Mengenai harapan dunia usaha, agar pemerintah dapat mengurangi beban para wajib pajak di tengah pandemi, Yoga mengatakan, wajib pajak dapat membuat permohonan langsung kepada DJP. Mengenai unsur subyektivitas yang masih dirasakan dalam pertimbangan pengajuan permohonan keringanan pajak, Yoga mengatakan, akan berkurang unsur itu karena pandemi ini.”Memang tidak semuanya bisa di-cover, karena penerimaan pajak ini masih dibutuhkan negara,” kata Yoga.
Selesai.
Webinar Nasional Insentif Pajak Dapatkah Menjadi Solusi Pengusaha Saat Krisis telah berlangsung di Jakarta pada hari Rabu 20 Mei 2020 bertepatan dengan Hari Kebangkitan Nasional.

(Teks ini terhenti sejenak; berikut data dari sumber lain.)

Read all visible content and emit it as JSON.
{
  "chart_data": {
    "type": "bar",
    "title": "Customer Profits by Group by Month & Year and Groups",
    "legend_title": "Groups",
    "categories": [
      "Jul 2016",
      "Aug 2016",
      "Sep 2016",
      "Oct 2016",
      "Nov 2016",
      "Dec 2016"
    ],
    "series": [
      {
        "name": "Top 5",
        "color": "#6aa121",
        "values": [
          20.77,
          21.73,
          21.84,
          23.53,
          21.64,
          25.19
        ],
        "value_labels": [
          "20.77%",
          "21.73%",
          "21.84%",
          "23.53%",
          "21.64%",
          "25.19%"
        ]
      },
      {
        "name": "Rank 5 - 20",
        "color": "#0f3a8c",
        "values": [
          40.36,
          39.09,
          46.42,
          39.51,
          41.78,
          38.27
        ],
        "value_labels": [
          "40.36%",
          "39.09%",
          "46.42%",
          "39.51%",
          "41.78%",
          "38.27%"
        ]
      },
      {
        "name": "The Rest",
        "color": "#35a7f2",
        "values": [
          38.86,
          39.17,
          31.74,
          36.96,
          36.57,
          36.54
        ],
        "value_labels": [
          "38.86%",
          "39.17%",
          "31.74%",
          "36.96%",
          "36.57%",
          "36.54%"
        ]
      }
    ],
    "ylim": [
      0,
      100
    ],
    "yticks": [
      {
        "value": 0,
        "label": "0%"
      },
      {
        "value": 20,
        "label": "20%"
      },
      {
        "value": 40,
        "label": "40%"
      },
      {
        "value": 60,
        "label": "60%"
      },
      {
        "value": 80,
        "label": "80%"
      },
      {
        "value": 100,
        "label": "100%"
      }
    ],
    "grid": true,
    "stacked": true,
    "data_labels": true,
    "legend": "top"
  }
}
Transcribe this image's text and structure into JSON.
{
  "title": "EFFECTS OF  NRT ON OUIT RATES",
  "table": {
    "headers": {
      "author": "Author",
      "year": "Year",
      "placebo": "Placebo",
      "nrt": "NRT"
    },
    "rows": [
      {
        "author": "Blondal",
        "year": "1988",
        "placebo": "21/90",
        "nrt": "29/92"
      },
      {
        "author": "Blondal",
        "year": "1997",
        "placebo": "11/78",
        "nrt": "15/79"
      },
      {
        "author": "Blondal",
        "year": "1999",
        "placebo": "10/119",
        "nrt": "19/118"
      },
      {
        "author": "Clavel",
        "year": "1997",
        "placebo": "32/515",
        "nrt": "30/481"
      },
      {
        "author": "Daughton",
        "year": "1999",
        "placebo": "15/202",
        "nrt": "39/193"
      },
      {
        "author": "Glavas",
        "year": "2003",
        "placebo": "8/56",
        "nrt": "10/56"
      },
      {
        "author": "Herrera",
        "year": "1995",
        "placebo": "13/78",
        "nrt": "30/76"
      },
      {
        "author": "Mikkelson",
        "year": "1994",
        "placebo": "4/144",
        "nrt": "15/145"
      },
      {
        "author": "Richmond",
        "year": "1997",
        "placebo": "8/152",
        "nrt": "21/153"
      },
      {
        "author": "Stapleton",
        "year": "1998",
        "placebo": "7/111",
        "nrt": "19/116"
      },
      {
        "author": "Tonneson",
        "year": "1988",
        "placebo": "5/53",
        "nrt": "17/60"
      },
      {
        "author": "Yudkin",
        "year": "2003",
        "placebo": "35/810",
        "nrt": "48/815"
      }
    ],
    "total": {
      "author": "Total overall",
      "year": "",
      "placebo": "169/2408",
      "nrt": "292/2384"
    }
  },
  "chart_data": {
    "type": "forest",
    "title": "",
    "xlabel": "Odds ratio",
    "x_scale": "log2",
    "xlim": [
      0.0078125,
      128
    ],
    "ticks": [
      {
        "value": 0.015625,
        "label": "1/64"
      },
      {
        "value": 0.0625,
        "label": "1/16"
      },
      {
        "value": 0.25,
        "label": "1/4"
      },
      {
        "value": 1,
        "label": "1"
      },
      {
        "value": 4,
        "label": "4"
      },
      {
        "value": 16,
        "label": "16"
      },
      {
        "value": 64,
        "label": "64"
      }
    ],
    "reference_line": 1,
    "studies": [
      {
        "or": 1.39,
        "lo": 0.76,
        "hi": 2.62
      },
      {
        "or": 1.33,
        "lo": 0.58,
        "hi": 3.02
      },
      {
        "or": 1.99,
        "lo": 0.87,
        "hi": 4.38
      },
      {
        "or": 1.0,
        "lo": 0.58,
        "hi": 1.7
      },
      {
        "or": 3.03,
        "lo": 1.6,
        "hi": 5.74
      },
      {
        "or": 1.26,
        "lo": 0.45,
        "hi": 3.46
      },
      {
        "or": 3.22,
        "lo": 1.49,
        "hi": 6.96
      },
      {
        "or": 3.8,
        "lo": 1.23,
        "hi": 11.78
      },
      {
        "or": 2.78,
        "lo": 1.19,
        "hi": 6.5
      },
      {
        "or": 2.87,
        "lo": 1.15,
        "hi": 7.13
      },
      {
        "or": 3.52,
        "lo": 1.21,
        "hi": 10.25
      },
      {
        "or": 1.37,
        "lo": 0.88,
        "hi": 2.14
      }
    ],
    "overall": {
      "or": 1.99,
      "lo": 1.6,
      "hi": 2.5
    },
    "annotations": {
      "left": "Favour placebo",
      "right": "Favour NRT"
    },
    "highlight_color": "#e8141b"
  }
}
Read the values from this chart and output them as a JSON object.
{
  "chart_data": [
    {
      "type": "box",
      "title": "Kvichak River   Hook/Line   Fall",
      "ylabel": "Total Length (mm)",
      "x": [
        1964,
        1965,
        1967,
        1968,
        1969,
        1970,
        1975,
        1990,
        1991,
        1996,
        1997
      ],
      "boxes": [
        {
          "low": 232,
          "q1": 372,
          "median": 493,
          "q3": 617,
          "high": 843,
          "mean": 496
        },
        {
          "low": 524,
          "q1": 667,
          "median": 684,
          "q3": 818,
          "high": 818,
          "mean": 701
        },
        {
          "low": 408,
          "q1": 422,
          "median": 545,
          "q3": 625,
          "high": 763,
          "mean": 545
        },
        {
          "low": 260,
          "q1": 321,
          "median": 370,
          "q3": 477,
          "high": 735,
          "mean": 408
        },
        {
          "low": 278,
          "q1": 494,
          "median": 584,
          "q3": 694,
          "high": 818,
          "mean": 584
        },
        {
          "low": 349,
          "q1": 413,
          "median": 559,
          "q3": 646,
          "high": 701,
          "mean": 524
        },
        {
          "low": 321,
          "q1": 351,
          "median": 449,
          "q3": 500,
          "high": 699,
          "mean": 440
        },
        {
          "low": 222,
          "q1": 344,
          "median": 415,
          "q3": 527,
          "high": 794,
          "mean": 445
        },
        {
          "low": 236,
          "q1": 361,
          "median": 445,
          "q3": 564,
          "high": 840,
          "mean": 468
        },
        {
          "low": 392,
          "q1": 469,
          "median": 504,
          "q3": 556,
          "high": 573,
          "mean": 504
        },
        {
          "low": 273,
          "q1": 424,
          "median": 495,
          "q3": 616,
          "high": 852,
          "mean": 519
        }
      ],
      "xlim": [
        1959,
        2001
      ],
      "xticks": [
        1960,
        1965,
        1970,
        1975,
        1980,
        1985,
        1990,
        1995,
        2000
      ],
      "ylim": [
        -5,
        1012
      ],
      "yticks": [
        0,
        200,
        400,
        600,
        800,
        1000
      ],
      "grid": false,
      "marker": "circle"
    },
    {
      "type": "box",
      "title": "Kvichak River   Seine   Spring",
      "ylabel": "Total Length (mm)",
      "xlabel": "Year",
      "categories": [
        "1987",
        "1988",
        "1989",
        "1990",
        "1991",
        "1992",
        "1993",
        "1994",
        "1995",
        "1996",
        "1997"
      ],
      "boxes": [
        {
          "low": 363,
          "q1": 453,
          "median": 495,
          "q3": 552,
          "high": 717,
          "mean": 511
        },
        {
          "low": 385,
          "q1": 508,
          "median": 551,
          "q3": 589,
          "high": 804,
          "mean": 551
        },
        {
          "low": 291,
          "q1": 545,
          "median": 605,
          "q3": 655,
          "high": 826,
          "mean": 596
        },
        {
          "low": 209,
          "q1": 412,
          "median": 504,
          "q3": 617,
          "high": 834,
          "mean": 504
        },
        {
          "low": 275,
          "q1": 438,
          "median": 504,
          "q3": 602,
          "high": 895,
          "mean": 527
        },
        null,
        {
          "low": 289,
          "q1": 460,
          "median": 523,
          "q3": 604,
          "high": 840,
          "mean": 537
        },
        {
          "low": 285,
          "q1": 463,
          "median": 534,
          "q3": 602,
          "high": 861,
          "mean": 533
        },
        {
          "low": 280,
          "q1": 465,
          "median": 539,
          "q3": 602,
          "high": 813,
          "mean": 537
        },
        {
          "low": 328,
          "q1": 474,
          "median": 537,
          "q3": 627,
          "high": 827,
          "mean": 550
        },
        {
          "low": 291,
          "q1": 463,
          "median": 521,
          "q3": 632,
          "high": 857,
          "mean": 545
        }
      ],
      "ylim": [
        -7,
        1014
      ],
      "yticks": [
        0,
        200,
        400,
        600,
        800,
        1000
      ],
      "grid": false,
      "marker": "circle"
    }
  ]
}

Webinar Nasional ini hasil kolaborasi PajakOnline.com bekerja sama Bank Infaq serta Mitra Sakti Sinergi, dan para mitra Bank Infaq yakni Bank Syariah Harta Insan Karimah, dan Gerakan Masyarakat Wirausaha (Gemawira).
Sebagai narasumber, Sandiaga Uno, Hestu Yoga Saksama, Direktur Penyuluhan, Pelayanan, dan Hubungan Masyarakat Direktorat Jenderal Pajak (DJP) Kementerian Keuangan dan Abdul Koni, Managing Partners PajakOnline Consulting Group, dengan moderator Laja Lapian, Dewan Pembina Bank Infaq.